BFT and its metabolites activate the Nrf2/ARE pathway. BFT treatment induced transcription of Nrf2/ARE genes in WT but not Nrf2 KO MEFs. Nrf2 WT/KO MEFs were treated with solvent (Control, 1:1 pyridine:water) or 50 μM (50) or 100 μM (100) of either BFT (A) or thiamine (B). GSR and HO1 mRNA was measured after 3 h incubation with the drugs, where as GCLM and NQO1 were measured after 8 h of incubation. Thiamine did not have any effect on the genes examined except for GSR at the highest dose (100 μM) after 8 h treatment. Experiments were conducted in three biological replicates, each in six technical replicates. *P < 0.05 when compared with WT control. (C) BFT, its metabolites and thiamine were tested for Neh2-luc activation (C) in Neh2-luc expressing SH-SY5Y cells and in ODD-luc assay (D) at two different concentrations (50 and 100 µM). BFT and its metabolites but not thiamine showed Neh2-luc activation whereas none of the compounds activated ODD-luc. The luciferase activity was measured and depicted as percentage fold activity. Data are mean ± S.E.M. from three independent experiments. *P < 0.05 compared with control. ^#P < 0.05 relative to 50 µM of respective drug. (E) Effects of BFT and its metabolites on GCLM, NQO1 and HO1 ARE genes in Nrf2 WT and KO MEFs.
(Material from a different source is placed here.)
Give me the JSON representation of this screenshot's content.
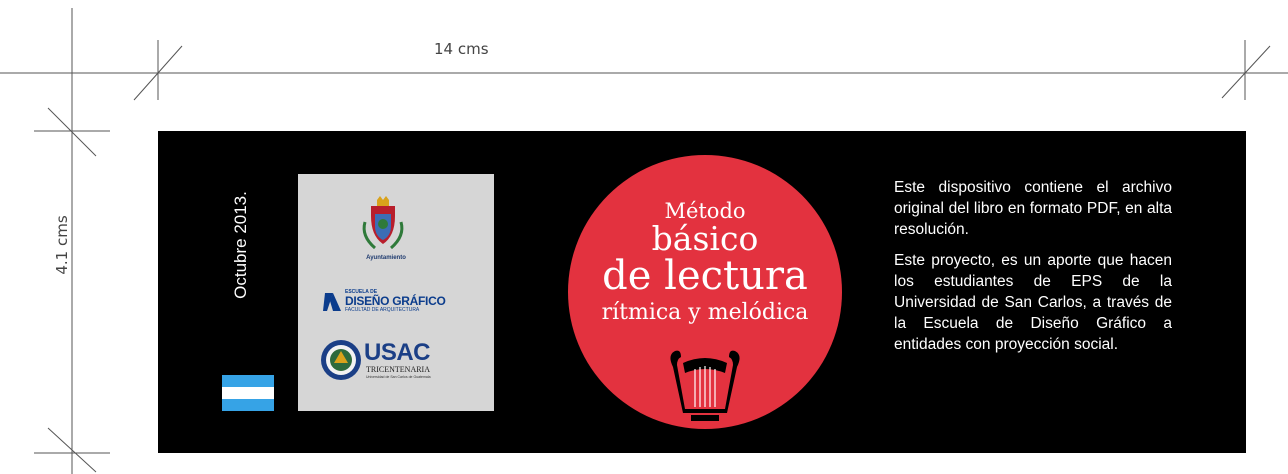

The levels of mRNA were measured after 4 h of incubation with control (1:1, pyridine:water) or 100 µM of either thiamine, BFT, s-BT, o-BT or z-BT. Measurements were conducted at least three times for all conditions. *P < 0.05 compared with WT control. (F) WT C57BL/6 mice were treated for 3 h with either vehicle or 1250 mg/kg of thiamine, BFT, s-BT, o-BT or z-BT through oral gavage. Gene expression changes were assessed by quantitative RT-PCR. All measurements are the averages ± S.E.M. from n = five to six mice per group. ***P < 0.001, **P < 0.01 and *P < 0.05 relative to control. Statistical analyses were performed by two-way ANOVA with post hoc analysis by Dunnett’s multiple comparison test.